This is a restaurant-worthy appetizer for portobello mushrooms stuffed with clams, parsley, breadcrumbs, and Parmesan cheese.
Preparation Time
15 mins
Cooking Time
25 mins
Total Time
40 mins
Calories
128 Calories
Recipe Instructions
Step 1
Preheat the oven to 400 degrees F (200 degrees C). Grease 9x13-inch pan with 2 tablespoons olive oil.
Step 2
Use a dry vegetable brush or paper towel to lightly scrub mushrooms to remove any dirt. Separate stems from mushroom caps.
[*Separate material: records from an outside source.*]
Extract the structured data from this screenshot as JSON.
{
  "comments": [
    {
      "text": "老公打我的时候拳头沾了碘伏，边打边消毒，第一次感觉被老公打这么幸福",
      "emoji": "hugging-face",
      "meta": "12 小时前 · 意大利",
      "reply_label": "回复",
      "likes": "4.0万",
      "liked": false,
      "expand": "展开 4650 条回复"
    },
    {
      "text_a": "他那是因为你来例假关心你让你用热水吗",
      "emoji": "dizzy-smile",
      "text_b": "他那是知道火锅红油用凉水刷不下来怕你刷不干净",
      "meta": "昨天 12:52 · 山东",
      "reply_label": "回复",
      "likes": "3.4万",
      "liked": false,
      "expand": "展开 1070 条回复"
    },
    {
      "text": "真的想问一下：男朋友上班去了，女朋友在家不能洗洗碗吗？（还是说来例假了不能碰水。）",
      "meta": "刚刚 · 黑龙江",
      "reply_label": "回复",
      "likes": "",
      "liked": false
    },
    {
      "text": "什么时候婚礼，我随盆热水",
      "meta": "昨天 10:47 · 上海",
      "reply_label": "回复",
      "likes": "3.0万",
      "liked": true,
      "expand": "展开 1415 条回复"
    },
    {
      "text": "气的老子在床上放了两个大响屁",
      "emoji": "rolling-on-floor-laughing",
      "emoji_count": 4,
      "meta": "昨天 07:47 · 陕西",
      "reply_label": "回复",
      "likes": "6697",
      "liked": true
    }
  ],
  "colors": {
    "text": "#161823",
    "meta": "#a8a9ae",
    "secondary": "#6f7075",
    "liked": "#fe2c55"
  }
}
Use a small spoon to carefully scoop out the dark mushroom gills to make more room for the stuffing; discard gills. Chop mushroom stems finely and set aside.
Step 3
Place remaining 2 tablespoons olive oil in a skillet and heat over medium heat for a few minutes. Add garlic and mushroom stems and cook, stirring constantly, for 4 to 5 minutes. Turn off heat. Add clams, panko, Parmesan cheese, Italian seasoning, parsley, salt, and pepper and mix to combine.
Step 4
Fill mushroom caps with the mixture and place in the prepared pan.
Step 5
Bake in the preheated oven until sizzling, about 20 minutes.